Traduit du serbe par Milka et Jean-Pierre Humbert Humbert

La gravure exige maîtrise technique, conscience du procédé et du but. En conséquence, elle demande beaucoup d’habileté et de connaissances. Régie par des lois rigoureuses, élaborées pendant des siècles, contrôlées et perfectionnées, elle libère l’artiste-graveur des questions du lien entre passé et présent. Elle est et a surtout été pratiquée par des hommes d’un grand savoir-faire, habiles de leurs mains, très patients et précis dans le travail.

Une gravure est toujours un dialogue avec le passé, avec l’antique secret de la première empreinte. A l’aurore du genre humain, quand le chasseur préhistorique, prophète et artiste, retira sa main sombre, noircie de suie, du mur de la grotte, il a vu noir sur blanc, le mystère de la gravure.
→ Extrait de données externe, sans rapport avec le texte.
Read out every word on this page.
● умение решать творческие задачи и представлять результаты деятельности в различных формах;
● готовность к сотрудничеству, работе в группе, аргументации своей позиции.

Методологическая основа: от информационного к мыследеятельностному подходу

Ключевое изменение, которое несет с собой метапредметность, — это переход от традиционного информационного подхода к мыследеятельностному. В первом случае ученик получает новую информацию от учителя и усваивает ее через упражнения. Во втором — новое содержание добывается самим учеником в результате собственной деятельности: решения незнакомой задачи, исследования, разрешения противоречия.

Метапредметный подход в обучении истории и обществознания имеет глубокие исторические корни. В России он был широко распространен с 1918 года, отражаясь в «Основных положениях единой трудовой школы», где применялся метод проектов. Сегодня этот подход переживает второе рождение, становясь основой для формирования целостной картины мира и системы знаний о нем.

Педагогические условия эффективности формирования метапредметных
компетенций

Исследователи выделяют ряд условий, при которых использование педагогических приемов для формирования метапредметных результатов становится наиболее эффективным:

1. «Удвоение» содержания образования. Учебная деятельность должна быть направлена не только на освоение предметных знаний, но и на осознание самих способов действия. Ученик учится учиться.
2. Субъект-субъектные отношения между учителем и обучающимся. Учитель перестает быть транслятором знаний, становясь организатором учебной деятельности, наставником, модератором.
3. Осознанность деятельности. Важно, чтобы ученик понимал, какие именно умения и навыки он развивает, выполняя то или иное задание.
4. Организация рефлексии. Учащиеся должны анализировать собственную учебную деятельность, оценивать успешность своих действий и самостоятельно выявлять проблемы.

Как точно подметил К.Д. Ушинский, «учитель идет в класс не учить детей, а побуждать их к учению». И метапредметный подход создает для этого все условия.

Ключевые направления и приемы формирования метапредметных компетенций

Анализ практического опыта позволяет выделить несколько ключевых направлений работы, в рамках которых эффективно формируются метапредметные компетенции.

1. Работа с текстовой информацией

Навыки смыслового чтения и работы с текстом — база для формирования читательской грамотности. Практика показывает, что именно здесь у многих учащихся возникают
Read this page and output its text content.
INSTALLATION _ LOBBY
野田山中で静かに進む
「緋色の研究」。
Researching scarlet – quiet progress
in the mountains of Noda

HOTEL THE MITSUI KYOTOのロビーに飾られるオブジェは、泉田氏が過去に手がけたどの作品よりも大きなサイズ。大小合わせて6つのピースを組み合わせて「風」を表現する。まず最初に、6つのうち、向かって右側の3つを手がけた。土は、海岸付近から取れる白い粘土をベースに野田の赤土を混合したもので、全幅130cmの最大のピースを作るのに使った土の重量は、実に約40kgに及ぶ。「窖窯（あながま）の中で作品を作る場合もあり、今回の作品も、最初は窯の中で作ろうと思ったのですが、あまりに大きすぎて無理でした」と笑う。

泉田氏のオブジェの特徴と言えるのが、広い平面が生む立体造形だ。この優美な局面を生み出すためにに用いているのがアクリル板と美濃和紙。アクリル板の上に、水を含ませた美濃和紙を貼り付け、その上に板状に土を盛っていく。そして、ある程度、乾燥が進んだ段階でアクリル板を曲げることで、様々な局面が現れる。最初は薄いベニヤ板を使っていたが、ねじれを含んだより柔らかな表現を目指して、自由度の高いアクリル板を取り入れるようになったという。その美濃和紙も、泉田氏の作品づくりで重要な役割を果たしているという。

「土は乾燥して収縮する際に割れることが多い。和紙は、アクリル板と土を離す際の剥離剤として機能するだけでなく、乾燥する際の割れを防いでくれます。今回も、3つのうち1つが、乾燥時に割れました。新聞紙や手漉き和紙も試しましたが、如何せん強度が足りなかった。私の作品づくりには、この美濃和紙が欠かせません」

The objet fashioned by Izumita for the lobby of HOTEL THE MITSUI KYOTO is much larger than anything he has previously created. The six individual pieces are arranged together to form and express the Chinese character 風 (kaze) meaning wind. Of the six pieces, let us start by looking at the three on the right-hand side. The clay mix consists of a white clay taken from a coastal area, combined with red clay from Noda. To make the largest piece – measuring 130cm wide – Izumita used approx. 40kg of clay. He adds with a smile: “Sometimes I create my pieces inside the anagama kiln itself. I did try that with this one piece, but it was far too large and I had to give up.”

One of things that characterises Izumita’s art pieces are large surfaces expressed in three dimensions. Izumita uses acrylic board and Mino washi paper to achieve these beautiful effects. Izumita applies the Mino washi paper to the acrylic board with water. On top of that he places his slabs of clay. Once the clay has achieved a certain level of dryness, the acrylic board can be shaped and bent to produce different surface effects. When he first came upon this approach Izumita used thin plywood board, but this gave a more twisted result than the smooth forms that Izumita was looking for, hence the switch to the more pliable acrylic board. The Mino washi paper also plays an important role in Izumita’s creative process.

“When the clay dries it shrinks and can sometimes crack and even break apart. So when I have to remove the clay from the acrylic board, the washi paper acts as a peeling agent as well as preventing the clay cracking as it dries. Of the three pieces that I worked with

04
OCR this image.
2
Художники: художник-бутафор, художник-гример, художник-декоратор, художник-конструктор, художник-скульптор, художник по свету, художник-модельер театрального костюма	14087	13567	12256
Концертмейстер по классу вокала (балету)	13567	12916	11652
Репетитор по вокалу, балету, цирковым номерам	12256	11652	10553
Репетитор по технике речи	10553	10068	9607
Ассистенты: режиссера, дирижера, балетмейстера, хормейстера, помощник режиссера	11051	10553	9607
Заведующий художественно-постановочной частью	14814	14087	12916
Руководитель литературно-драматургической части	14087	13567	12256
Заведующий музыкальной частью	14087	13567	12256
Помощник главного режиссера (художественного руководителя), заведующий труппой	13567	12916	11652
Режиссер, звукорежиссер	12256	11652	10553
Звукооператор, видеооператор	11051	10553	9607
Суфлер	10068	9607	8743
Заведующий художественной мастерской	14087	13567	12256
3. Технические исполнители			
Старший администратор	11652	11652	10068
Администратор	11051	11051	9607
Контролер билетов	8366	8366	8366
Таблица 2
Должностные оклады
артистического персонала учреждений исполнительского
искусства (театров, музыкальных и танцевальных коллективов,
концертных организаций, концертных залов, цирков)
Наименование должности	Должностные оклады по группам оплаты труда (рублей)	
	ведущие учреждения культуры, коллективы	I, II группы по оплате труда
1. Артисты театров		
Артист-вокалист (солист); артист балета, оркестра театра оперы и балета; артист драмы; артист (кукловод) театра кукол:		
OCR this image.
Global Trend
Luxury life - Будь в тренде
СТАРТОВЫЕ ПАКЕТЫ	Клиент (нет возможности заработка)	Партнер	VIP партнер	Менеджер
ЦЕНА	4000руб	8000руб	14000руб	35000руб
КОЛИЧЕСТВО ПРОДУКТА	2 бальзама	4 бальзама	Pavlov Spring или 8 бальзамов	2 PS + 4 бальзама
C’est la même émotion qu’éprouve l’artiste-graveur contemporain quand il lève sa feuille de la plaque gravée. Rien n’a changé, la métaphysique de la blancheur, le miracle de l’empreinte, exercent la même fascination. Culte et fétichisme des matières et de leur usage, particularité du procédé ne sont nulle part présents comme dans la gravure. En regardant l’œuvre de Jean-Pierre intitulée Restructuration on ne peut pas faire autrement que de se rappeler toutes ces spécificités de la gravure comme méthode* de création.

Irréprochablement réalisée et imprimée, claire dans ses idées, sa gravure tisse un lien entre le passé et le présent et elle anticipe le futur (pas très rose). Elle éveille chez l’observateur un sentiment nostalgique avec une projection rebutante du futur. Visuellement attractive, elle oblige l’œil du spectateur au changement perpétuel de distance focale, circulant de l’éloignement kilométrique aux micro-détails du premier plan. La correspondance entre le passé et le futur est établie de manière verticale, ce qui semble logique si l’on considère que l’artiste vit dans une ville à l’histoire profonde, et en mutation rapide vers la modernité. Vous ne pouvez pas regarder cette estampe sans vous interroger: d’où venons-nous, qui sommes-nous et où allons-nous ?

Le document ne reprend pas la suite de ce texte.